D’aucuns avaient déjà vu dans ce positionnement une entrave à son éventuelle nomination au gouvernement. Un travers que l’histoire s’est chargée elle-même de balayer d’un revers de main. Qui plus est la grande confiance dont jouit l’homme du chef de l’Etat a été une véritable

soupape.

  Né le 29 décembre 1948 à Ouesso, Serge Michel Odzoki est journaliste niveau III ; administrateur des SAF, hors classe. Titulaire du diplôme supérieur de journalisme, option Relations Internationales à l’Institut Françis de Presse (université Paris II) et à l’Institut National de la Communication audiovisuelle (Paris-France, Serge Michel Odzoki a roulé sa bosse d’abord dans la presse avant de répondre à l’appel de la carrière diplomatique. A la radio Congo tout comme à la Télévision nationale l’homme occupe des postes de responsabilité dont celui de directeur de la radioffusion nationale congolaise de 1984 à 1986. de 1977 à 1986, ce brillant journaliste excelle par ses reportages sur la couverture médiatique des événements internationaux, en l’occurrence les voyages présidentiels, sommets des chefs d’Etat et de gouvernements de l’OUA et sommets de non-Allignés, sommets de l’UDEAC, Sommets France-Afrique. Quand Serge Michel Odzoki  réussit à se faire oublier en quittant le

 micro, il arbore déjà, en 1986, la veste de diplomate. Ainsi il a été tour à tour, Délégué Adjoint de l’Ambassade du Congo auprès de l’Agence de coopération culturele et technique (ACCT) (1986-1993) ; Représentant permanent adjoint du Congo à l’UNESCO, Conseiller culturel et de presse près l’Ambassade du Congo en France,Chargé d’Affaires a.i de l’Ambassade du Congo près de la République Fédérale d’Allemagne (de 1997 à nos jours). Membre influent du PCT qu’il n’a jamais quitté malgré les vicissitudes de l’histoire, Serge Michel Odzoki est marié et père de cinq (5) enfants. L’homme est réputé tranquille même à la tête du département à problèmes comme celui des sports et de la jeunesse.

 

 

 

Gaston Gapo

  Diplômé de la faculté d’Architecture et d’Urbanisme de Rome (La Sapienza), Gaston Gapo, nommé ministre délégué à l’Aménagement du territoire, est fort réputé pour ses œuvres architecturales dont sont bénéficiaires les pays comme le Cameroun, l’Italie et bien sûr le Congo.

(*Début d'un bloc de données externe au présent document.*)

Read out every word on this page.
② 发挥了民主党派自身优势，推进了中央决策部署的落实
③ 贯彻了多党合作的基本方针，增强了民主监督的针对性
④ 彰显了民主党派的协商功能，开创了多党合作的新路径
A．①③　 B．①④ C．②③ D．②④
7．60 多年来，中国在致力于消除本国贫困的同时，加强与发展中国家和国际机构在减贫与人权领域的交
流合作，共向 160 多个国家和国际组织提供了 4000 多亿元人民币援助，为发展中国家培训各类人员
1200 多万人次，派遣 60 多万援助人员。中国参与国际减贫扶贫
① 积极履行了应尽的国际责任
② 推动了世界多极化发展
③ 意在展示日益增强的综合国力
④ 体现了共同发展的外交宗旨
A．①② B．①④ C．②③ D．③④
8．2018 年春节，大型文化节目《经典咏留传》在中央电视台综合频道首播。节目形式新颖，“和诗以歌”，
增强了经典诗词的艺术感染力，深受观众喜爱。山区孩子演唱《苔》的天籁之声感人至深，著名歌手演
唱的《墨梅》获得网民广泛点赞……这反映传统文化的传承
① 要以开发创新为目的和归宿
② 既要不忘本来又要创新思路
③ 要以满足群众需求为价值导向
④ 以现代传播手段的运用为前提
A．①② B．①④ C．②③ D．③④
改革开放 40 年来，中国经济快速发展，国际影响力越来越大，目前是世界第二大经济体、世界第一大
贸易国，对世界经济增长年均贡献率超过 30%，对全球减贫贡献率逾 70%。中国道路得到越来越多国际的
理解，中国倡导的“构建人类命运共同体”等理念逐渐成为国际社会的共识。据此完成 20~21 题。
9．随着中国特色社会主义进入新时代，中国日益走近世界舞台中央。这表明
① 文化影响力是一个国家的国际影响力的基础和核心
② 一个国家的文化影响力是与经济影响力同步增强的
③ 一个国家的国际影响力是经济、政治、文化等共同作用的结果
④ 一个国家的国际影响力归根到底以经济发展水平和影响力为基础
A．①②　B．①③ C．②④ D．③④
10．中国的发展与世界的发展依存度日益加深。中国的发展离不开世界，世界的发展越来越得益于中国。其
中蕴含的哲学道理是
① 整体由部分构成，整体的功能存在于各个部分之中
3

En terme de construction du développement et d’aménagement de l’espace, Gaston Gapo a vieilli sous le harnais. Né le 21 novembre 1953 à Djambala, Gaston Gapo passe son existence entre différents pays et deux avions pour initier, assurer la surveillance ou la supervision de la

construction des édifices d’usage public comme hôpital, dispensaire, banque, station services pour des compagnies pétrolières et des stades.

Actuellement le projet qu’il a avec deux pays africains est celui concernant la CAN 2012 qui concerne le Gabon et la Guinée équatoriale pour un stade de 25.000 spectateurs à France ville, et des stades d’entraînement et hôtels à Bongoville, Moanda et Franceville. Gasto Gapo est Vice-président  de l’Union des Architectes d’Afrique. Il est enregistré au tableau de l’Ordre des Architectes du Congo. Outre l’architecture où il excelle, Gsaton Gapo est également sollicité pour ses compétences en marketing et relations publiques. Marié, il est père de six (6) enfants. Uniquement par son profil, le ministre d’Etat, Pierre Moussa s’est réjouit que le chef de l’Etat lui est adjoint un homme très réputé pour son travail.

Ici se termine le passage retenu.